その状況にあった自分はどうなのかは、あかりは理解している。自分の気持ちが何なのかを。
「大丈夫、私を助けてくれたのも仕事だって理解してるし」
『なら良いけど。強気になったのは悪くないよ』
「うん。それに、ちょっとどうにかしないといけない状況だもん」
あかりは深いため息をついた。
彼女を悩ませているものは一つしかない。
『倉敷君かぁ……』
「そうなんだよ。本当にしつこいし、なんだか……ね? 関わりたくないんだけどなぁ」
『そうだよねぇ、見るからにザッ不良だし。あいつ、あかりの胸しかしか見てないもん。最低だよ』
「え、ちょ!」
思わず起き上がり慌てふためく。言いたい事は解るが、こうもストレートに言われると恥ずかしい。
『アハハハ。でもああいうのを追い払うのに能力は欲しいよね。あたしもアウェイクスだったらなぁ……。ディバインセイバーみたいなのなら、簡単に返り討ちだよ』
電話の先で笑う鈴に、あかりは暗く視線を落とした。何か思い詰めたように、スマホを持つ手に力が入る。
「…………返り討ちねぇ。確かに、自分の身を守るにはあって損は無いかもしれない。けど、人を傷付ける力は怖いかな。常に刃物を持っているみたいで」
『成る程ね。今でもアウェイクスを怖がる人は少なくないけど、その力を正しく使ってる人ま沢山いるんだから。それはあかりも知ってるでしょ?』
「そうだね……」
正しく使う者とはヒーローの事を言っているのだろう。 勿論あかりも解っている。実際ヒーローに助けられた一人なのだから。
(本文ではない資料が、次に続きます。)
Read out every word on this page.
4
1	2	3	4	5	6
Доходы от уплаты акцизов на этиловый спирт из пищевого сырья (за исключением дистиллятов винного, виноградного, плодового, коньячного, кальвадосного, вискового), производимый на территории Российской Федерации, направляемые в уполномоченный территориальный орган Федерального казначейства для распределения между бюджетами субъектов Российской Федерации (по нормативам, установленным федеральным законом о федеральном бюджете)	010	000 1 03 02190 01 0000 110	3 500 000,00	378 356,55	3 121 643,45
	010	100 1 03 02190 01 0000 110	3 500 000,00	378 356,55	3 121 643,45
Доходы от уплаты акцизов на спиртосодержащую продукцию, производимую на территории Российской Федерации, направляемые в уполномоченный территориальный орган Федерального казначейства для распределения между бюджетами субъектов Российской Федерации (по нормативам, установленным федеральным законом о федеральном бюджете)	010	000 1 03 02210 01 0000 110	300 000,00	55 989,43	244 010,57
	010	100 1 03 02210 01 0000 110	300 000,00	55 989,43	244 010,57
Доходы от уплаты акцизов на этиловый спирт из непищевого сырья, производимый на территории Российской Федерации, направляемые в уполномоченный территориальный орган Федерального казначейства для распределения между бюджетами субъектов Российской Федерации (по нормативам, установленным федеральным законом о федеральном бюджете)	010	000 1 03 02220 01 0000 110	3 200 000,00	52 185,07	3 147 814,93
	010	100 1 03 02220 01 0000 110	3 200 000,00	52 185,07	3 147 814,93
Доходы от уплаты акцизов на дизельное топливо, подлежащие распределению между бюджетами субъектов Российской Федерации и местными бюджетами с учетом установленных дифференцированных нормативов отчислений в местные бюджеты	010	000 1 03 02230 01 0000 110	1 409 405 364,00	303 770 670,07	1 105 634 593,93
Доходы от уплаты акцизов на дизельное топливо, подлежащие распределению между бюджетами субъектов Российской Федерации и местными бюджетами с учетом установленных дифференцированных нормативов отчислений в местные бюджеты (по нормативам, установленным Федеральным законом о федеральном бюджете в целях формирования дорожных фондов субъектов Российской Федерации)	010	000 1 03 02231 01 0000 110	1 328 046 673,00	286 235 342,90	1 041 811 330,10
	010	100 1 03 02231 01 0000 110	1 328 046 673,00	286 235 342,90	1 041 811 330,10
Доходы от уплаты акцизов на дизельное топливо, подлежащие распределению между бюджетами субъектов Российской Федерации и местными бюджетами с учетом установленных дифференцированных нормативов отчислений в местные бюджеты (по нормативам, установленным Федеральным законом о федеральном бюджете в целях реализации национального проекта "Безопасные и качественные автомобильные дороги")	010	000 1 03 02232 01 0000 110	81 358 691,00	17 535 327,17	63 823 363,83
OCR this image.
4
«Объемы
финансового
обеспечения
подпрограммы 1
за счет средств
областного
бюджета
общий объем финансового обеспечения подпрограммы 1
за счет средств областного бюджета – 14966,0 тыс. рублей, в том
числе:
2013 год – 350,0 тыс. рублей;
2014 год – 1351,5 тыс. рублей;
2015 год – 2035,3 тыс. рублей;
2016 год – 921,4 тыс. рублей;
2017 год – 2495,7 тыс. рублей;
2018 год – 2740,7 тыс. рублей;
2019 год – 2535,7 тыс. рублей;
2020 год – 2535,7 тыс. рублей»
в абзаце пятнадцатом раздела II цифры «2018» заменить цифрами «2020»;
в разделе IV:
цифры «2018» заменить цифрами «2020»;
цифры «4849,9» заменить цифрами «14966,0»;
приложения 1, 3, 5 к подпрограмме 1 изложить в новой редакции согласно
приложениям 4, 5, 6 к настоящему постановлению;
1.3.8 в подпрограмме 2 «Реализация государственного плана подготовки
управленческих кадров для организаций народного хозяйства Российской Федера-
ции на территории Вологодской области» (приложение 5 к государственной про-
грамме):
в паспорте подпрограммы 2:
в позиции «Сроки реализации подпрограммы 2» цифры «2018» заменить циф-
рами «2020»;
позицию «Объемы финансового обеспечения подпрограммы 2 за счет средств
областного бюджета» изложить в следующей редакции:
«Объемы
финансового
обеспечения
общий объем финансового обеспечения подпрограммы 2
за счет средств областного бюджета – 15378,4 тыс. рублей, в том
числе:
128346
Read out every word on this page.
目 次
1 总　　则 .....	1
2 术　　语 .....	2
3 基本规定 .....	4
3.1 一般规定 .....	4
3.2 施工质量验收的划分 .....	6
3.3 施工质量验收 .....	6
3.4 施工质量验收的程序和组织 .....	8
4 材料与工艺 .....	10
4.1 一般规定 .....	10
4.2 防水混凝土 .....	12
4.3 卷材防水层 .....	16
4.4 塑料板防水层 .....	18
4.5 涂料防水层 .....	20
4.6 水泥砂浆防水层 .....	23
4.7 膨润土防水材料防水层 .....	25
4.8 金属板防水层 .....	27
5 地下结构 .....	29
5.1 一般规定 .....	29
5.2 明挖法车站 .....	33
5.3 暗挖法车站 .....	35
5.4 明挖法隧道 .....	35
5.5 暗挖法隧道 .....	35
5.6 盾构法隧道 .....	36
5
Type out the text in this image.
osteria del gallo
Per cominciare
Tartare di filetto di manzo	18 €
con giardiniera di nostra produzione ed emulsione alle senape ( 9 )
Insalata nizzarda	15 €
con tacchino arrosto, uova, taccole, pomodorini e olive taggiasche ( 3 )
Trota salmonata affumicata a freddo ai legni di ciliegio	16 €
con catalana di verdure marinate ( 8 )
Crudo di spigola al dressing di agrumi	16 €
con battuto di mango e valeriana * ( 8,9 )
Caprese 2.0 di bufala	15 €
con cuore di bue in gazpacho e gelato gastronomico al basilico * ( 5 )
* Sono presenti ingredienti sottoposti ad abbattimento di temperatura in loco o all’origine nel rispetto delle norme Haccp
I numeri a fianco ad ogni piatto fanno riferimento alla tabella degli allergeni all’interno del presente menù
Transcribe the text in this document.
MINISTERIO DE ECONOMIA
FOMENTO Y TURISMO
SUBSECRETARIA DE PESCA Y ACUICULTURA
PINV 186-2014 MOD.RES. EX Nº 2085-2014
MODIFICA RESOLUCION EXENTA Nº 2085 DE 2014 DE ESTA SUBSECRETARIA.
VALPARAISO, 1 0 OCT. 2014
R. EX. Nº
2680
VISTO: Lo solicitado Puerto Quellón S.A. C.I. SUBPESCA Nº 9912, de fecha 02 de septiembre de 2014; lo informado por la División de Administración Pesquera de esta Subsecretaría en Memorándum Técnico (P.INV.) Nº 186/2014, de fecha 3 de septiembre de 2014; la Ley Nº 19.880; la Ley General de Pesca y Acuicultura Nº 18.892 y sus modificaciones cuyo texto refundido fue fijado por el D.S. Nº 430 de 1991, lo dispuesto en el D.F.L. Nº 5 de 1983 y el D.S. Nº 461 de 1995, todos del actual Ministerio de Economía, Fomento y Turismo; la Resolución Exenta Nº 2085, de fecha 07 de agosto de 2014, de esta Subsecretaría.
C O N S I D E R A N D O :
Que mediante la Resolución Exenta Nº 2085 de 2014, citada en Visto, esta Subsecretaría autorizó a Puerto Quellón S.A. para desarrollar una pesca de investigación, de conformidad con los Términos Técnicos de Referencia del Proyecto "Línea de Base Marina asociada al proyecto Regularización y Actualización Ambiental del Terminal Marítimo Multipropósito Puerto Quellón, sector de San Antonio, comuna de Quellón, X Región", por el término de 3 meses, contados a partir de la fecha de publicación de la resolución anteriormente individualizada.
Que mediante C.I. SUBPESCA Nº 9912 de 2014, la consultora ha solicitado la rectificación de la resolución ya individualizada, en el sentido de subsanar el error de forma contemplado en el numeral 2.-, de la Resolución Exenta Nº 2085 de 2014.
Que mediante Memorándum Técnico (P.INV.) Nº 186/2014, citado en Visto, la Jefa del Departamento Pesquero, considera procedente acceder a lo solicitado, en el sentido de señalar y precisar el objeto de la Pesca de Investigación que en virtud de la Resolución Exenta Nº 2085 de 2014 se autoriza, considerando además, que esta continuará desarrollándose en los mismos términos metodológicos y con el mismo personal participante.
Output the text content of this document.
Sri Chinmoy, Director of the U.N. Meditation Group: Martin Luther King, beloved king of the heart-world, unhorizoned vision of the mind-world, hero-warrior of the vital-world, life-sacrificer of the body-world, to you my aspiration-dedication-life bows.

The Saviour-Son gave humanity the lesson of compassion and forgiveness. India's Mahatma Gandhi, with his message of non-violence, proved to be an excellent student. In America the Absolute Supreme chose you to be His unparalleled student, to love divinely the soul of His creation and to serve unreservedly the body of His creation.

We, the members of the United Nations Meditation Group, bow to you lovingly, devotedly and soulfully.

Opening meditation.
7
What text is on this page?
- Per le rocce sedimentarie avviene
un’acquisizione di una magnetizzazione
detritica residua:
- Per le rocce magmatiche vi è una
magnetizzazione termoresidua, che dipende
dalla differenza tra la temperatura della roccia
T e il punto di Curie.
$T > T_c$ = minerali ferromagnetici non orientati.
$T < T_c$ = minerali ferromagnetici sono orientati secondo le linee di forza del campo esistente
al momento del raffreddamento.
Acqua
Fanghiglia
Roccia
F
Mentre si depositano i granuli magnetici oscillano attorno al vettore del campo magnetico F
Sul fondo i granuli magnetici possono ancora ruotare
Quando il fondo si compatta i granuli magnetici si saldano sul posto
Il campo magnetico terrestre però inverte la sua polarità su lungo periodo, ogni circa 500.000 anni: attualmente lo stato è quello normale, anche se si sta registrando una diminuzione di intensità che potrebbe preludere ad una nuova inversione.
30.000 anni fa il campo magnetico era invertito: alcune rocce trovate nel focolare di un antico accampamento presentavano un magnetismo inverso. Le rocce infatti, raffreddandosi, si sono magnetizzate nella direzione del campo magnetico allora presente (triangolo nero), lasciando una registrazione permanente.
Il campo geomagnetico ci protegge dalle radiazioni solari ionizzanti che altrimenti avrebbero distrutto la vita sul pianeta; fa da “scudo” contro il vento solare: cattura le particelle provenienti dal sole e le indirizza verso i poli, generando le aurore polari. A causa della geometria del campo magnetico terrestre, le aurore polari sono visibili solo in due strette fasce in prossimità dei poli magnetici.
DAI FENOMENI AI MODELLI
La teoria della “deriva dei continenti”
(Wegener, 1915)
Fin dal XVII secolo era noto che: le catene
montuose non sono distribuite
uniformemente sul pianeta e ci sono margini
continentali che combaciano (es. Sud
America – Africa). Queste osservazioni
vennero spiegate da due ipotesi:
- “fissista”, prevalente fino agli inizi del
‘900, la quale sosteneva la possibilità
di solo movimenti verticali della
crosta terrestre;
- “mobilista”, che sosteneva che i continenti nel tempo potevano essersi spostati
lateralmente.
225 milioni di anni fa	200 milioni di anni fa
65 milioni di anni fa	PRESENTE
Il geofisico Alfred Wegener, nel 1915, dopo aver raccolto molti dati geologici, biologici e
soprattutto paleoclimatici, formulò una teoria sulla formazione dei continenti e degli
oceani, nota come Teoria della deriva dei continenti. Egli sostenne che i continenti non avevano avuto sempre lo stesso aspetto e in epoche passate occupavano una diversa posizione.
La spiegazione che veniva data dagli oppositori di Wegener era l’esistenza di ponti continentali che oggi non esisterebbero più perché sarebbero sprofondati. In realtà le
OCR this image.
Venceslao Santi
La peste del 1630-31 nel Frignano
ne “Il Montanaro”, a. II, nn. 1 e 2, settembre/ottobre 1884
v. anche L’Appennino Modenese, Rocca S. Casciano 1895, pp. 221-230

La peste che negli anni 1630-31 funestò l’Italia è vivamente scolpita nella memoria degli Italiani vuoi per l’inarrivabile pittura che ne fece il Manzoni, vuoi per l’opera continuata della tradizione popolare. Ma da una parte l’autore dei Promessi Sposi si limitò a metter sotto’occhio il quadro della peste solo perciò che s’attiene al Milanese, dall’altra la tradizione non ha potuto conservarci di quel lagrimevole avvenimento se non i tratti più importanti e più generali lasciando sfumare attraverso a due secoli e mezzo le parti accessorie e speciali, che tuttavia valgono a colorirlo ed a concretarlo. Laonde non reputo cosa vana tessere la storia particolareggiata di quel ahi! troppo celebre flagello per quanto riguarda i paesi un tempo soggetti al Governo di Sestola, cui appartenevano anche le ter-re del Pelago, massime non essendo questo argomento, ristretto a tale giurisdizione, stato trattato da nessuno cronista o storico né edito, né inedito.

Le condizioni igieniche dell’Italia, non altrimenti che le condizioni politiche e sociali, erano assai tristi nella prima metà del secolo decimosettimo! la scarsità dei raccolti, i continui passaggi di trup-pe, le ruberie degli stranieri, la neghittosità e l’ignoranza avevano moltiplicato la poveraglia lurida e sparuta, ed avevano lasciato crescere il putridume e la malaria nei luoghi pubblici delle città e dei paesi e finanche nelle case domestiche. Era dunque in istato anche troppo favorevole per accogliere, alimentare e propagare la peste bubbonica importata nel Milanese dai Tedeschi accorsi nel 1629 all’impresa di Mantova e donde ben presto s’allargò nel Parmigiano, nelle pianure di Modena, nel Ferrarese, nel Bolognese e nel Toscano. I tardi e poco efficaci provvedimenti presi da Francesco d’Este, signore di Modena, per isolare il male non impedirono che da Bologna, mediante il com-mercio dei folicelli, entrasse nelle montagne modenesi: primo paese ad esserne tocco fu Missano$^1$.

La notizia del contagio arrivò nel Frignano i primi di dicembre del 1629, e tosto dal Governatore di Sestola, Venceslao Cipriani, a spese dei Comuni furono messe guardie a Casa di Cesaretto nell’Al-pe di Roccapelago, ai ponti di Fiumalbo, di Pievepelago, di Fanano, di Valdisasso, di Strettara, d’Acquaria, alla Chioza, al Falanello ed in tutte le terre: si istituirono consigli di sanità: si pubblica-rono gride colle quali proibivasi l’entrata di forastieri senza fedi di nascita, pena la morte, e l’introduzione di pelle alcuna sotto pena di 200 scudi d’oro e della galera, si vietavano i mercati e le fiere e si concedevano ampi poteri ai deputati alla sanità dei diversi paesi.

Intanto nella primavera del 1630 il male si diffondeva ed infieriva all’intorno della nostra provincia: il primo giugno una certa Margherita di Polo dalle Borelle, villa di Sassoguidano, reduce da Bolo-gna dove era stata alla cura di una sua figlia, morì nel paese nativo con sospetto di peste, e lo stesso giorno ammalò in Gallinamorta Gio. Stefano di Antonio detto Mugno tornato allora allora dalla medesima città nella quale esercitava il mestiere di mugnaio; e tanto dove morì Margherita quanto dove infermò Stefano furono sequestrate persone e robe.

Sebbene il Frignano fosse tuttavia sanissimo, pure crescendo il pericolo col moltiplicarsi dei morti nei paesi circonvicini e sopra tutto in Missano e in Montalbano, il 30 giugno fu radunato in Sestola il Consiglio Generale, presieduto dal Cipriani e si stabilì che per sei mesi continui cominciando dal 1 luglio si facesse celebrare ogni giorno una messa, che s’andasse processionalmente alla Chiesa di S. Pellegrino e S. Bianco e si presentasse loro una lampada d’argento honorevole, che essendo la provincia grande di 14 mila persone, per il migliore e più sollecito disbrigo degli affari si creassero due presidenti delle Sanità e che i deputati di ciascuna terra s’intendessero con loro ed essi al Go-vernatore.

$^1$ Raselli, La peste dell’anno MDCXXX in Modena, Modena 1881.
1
『あたしもアウェイクスになれないかなぁ。今の所、イギリスで七十のおじいちゃんが発現したのが最年長みたいだし』
「ならない人もいれば生まれつきの人もいるからね。もしかしたら明日なるかもしれないよ」
『わぉ、ピンチに力が目覚めるとかだったら熱いシチュだよね……っと。ごめん、ママが呼んでるから切るね』
「うん、また明日学校で」
『じゃあねー』
電話が切れ、あかりは静かにスマホを手放す。
「
現在、アウェイクスの人口はは人類の二割少々。更に年々増加している。生まれつき力を待つ者、ふとした事で能力に目覚めた者とその人数は増えている。
コアは癌のようなものだ。いきなりその身体に芽生え出鱈目な力を与える。
あかりは自分の額に手を置き軽く撫でる。
「ヒーローって凄いなぁ、何の戸惑いも無く力を使えて」
頭を過るのはあの日の事。目の前にあらわた異形のヒーローと獣人の取っ組み合い。爪と牙がぶつかり合う光景は忘れられはしない。
身体から伸びる触手、血と共に吐き出した弾丸、人間とかけ離れた肉体。クリーチャーマンの姿は名前通り
それでもあんな醜悪な力を正義の為に振るう。その精神はあかりにとってヒーローそのものだった。
憧れ。そう、憧れだ。素敵なアイドルを見つけた、それと同じ。
そう思いながらあかりは目を閉じる箆だった。